% Higher Order Specifications


Higher Order Specifications
---------------------------

\begin{code}
module Loop where

{-@ LIQUID "--no-termination"@-}
\end{code}


Higher Order Specifications
---------------------------

Consider a `loop` function: <br>

\begin{code}
loop :: Int -> Int -> a -> (Int -> a -> a) -> a
loop lo hi base f        = go lo base
  where 
    go i acc | i < hi    = go (i+1) (f i acc)
             | otherwise = acc
\end{code}

<br>

LiquidHaskell **infers**

- if `lo <= hi` then `f` called with `lo <= i < hi`


Higher Order Specifications
---------------------------

Lets use `(!!)` to write a function that sums an `Int` list

\begin{code}
{-@ listSum :: [Int] -> Int @-}
listSum     :: [Int] -> Int
listSum xs  = loop 0 n 0 body 
  where 
    body    = \i acc -> acc + (xs !! i)
    n       = length xs
\end{code}

By **function subtyping** LiquidHaskell **infers**

- `body` called with `0 <= i < llen xs` 
- hence, indexing safe.

<a href="http://goto.ucsd.edu:8090/index.html#?demo=Loop.hs" target= "_blank">Demo:</a> 
Let's change the `0` to `-1` and see what happens!

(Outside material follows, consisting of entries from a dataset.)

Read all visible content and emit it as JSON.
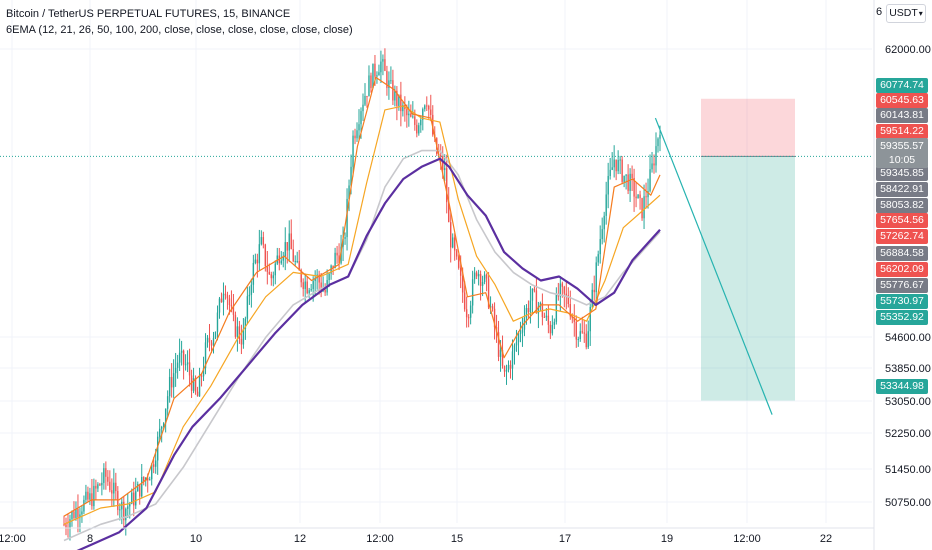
{
  "legend": {
    "symbol": "Bitcoin / TetherUS PERPETUAL FUTURES, 15, BINANCE",
    "indicator": "6EMA (12, 21, 26, 50, 100, 200, close, close, close, close, close, close)"
  },
  "currency_button": {
    "label": "USDT",
    "top_partial": "6"
  },
  "current_price": {
    "value": "59355.57",
    "countdown": "10:05"
  },
  "price_tags": [
    {
      "value": "60774.74",
      "color": "#26a69a"
    },
    {
      "value": "60545.63",
      "color": "#ef5350"
    },
    {
      "value": "60143.81",
      "color": "#787b86"
    },
    {
      "value": "59514.22",
      "color": "#ef5350"
    },
    {
      "value": "59345.85",
      "color": "#787b86"
    },
    {
      "value": "58422.91",
      "color": "#787b86"
    },
    {
      "value": "58053.82",
      "color": "#787b86"
    },
    {
      "value": "57654.56",
      "color": "#ef5350"
    },
    {
      "value": "57262.74",
      "color": "#ef5350"
    },
    {
      "value": "56884.58",
      "color": "#787b86"
    },
    {
      "value": "56202.09",
      "color": "#ef5350"
    },
    {
      "value": "55776.67",
      "color": "#787b86"
    },
    {
      "value": "55730.97",
      "color": "#26a69a"
    },
    {
      "value": "55352.92",
      "color": "#26a69a"
    },
    {
      "value": "53344.98",
      "color": "#26a69a"
    }
  ],
  "chart_data": {
    "type": "candlestick",
    "x_axis": {
      "tick_labels": [
        "12:00",
        "8",
        "10",
        "12",
        "12:00",
        "15",
        "17",
        "19",
        "12:00",
        "22"
      ]
    },
    "y_axis": {
      "tick_labels": [
        "62000.00",
        "54600.00",
        "53850.00",
        "53050.00",
        "52250.00",
        "51450.00",
        "50750.00"
      ],
      "range": [
        50100,
        62700
      ]
    },
    "price_path": [
      [
        0,
        50300
      ],
      [
        3,
        50700
      ],
      [
        6,
        50950
      ],
      [
        9,
        51500
      ],
      [
        11,
        51050
      ],
      [
        13,
        50650
      ],
      [
        15,
        50900
      ],
      [
        17,
        51300
      ],
      [
        19,
        51650
      ],
      [
        21,
        52600
      ],
      [
        23,
        53700
      ],
      [
        25,
        54400
      ],
      [
        27,
        54150
      ],
      [
        29,
        53350
      ],
      [
        31,
        54650
      ],
      [
        33,
        55100
      ],
      [
        35,
        56300
      ],
      [
        37,
        55200
      ],
      [
        39,
        54850
      ],
      [
        41,
        56500
      ],
      [
        43,
        57200
      ],
      [
        45,
        56300
      ],
      [
        47,
        57000
      ],
      [
        49,
        57250
      ],
      [
        51,
        56500
      ],
      [
        53,
        56200
      ],
      [
        55,
        56400
      ],
      [
        57,
        56000
      ],
      [
        59,
        56850
      ],
      [
        61,
        57100
      ],
      [
        63,
        59800
      ],
      [
        65,
        60700
      ],
      [
        67,
        61300
      ],
      [
        69,
        61700
      ],
      [
        71,
        61050
      ],
      [
        73,
        60650
      ],
      [
        75,
        60300
      ],
      [
        77,
        60100
      ],
      [
        79,
        60900
      ],
      [
        81,
        59500
      ],
      [
        83,
        59000
      ],
      [
        84,
        57500
      ],
      [
        86,
        56500
      ],
      [
        88,
        55500
      ],
      [
        90,
        56600
      ],
      [
        92,
        56200
      ],
      [
        94,
        55100
      ],
      [
        96,
        53900
      ],
      [
        98,
        54500
      ],
      [
        100,
        55300
      ],
      [
        102,
        55900
      ],
      [
        104,
        55600
      ],
      [
        106,
        55100
      ],
      [
        108,
        56000
      ],
      [
        110,
        55800
      ],
      [
        112,
        55000
      ],
      [
        114,
        54900
      ],
      [
        116,
        56500
      ],
      [
        118,
        58300
      ],
      [
        120,
        59300
      ],
      [
        122,
        58900
      ],
      [
        124,
        58600
      ],
      [
        126,
        58000
      ],
      [
        128,
        58900
      ],
      [
        129,
        59500
      ],
      [
        130,
        60145
      ]
    ],
    "ema_fast": [
      [
        0,
        50500
      ],
      [
        6,
        50900
      ],
      [
        12,
        50900
      ],
      [
        18,
        51400
      ],
      [
        24,
        53400
      ],
      [
        30,
        54000
      ],
      [
        36,
        55500
      ],
      [
        42,
        56500
      ],
      [
        48,
        56900
      ],
      [
        54,
        56300
      ],
      [
        60,
        56700
      ],
      [
        64,
        59600
      ],
      [
        68,
        61300
      ],
      [
        72,
        61000
      ],
      [
        76,
        60400
      ],
      [
        80,
        60300
      ],
      [
        84,
        58200
      ],
      [
        88,
        55900
      ],
      [
        92,
        56000
      ],
      [
        96,
        54400
      ],
      [
        100,
        55200
      ],
      [
        104,
        55700
      ],
      [
        108,
        55700
      ],
      [
        112,
        55300
      ],
      [
        116,
        55600
      ],
      [
        120,
        58600
      ],
      [
        124,
        58800
      ],
      [
        128,
        58400
      ],
      [
        130,
        58900
      ]
    ],
    "ema_mid": [
      [
        0,
        50300
      ],
      [
        8,
        50700
      ],
      [
        14,
        50800
      ],
      [
        20,
        51100
      ],
      [
        26,
        52700
      ],
      [
        32,
        53700
      ],
      [
        38,
        54900
      ],
      [
        44,
        55900
      ],
      [
        50,
        56500
      ],
      [
        56,
        56400
      ],
      [
        62,
        56700
      ],
      [
        66,
        58700
      ],
      [
        70,
        60500
      ],
      [
        74,
        60600
      ],
      [
        78,
        60300
      ],
      [
        82,
        60200
      ],
      [
        86,
        58300
      ],
      [
        90,
        56900
      ],
      [
        94,
        56200
      ],
      [
        98,
        55300
      ],
      [
        102,
        55500
      ],
      [
        106,
        55600
      ],
      [
        110,
        55500
      ],
      [
        114,
        55300
      ],
      [
        118,
        56300
      ],
      [
        122,
        57600
      ],
      [
        126,
        58000
      ],
      [
        130,
        58400
      ]
    ],
    "ema_slow_gray": [
      [
        0,
        49900
      ],
      [
        8,
        50300
      ],
      [
        14,
        50500
      ],
      [
        20,
        50800
      ],
      [
        26,
        51700
      ],
      [
        32,
        52800
      ],
      [
        38,
        53900
      ],
      [
        44,
        54900
      ],
      [
        50,
        55700
      ],
      [
        56,
        56100
      ],
      [
        62,
        56400
      ],
      [
        66,
        57300
      ],
      [
        70,
        58600
      ],
      [
        74,
        59300
      ],
      [
        78,
        59500
      ],
      [
        82,
        59500
      ],
      [
        86,
        58900
      ],
      [
        90,
        57800
      ],
      [
        94,
        57000
      ],
      [
        98,
        56500
      ],
      [
        102,
        56200
      ],
      [
        106,
        56000
      ],
      [
        110,
        55900
      ],
      [
        114,
        55700
      ],
      [
        118,
        55900
      ],
      [
        122,
        56500
      ],
      [
        126,
        57000
      ],
      [
        130,
        57500
      ]
    ],
    "ema_200_purple": [
      [
        0,
        49500
      ],
      [
        6,
        49800
      ],
      [
        12,
        50100
      ],
      [
        18,
        50700
      ],
      [
        24,
        52000
      ],
      [
        28,
        52700
      ],
      [
        34,
        53400
      ],
      [
        40,
        54200
      ],
      [
        46,
        55000
      ],
      [
        52,
        55700
      ],
      [
        58,
        56200
      ],
      [
        62,
        56400
      ],
      [
        66,
        57400
      ],
      [
        70,
        58200
      ],
      [
        74,
        58800
      ],
      [
        78,
        59100
      ],
      [
        82,
        59300
      ],
      [
        84,
        59100
      ],
      [
        88,
        58400
      ],
      [
        92,
        57900
      ],
      [
        96,
        57000
      ],
      [
        100,
        56600
      ],
      [
        104,
        56300
      ],
      [
        108,
        56400
      ],
      [
        112,
        56100
      ],
      [
        116,
        55700
      ],
      [
        120,
        56000
      ],
      [
        124,
        56800
      ],
      [
        128,
        57300
      ],
      [
        130,
        57550
      ]
    ],
    "position": {
      "entry": 59355.57,
      "stop": 60774.74,
      "target": 53344.98,
      "projection": [
        [
          129,
          60300
        ],
        [
          137,
          53000
        ]
      ]
    }
  }
}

Higher Order Specifications
---------------------------

We can give this function a better type:

\begin{code}
{-@ listNatSum :: [Nat] -> Nat @-}
listNatSum     :: [Int] -> Int
listNatSum xs  = loop 0 n 0 body 
  where 
    body       = \i acc -> acc + (xs !! i)
    n          = length xs
\end{code}

To verify this type, note: `(+) :: Nat -> Nat -> Nat` 

LiquidHaskell **instantiates** `a` in `loop` with `Nat` 

- `loop :: Int -> Int -> Nat -> (Int -> Nat -> Nat) -> Nat`

Yielding the output.

Higher Order Specifications
---------------------------

By the same analysis, LiquidHaskell verifies that <br>

\begin{code}
{-@ listEvenSum :: [Even] -> Even @-}
listEvenSum     :: [Int] -> Int
listEvenSum xs  = loop 0 n 0 body 
  where body   = \i acc -> acc + (xs !! i)
        n      = length xs
\end{code}

Here, the system deduces that `(+)` has type

- `x:Int-> y:Int -> {v:Int| v=x+y} <: Even -> Even -> Even`

Hence, verification proceeds by *instantiating* `a` with `Even`

- `loop :: Int -> Int -> Even -> (Int -> Even -> Even) -> Even`



Another Example
---------------

Consider a simpler example:<br>

\begin{code}
{-@ add :: n:Nat -> m:Nat -> {v:Int| v = m + n} @-}
add     :: Int -> Int -> Int
add n m = loop 0 m n (\_ i -> i + 1)
\end{code}

Cannot use parametric polymorphism as before! 

- Cannot instantiate `a` with `{v:Int|v = n + m}` ... 
- ... as this only holds after **last iteration** of loop!

Require Higher Order Invariants

- On values computed in **intermediate** iterations...
- ... i.e. invariants that **depend on the iteration index**.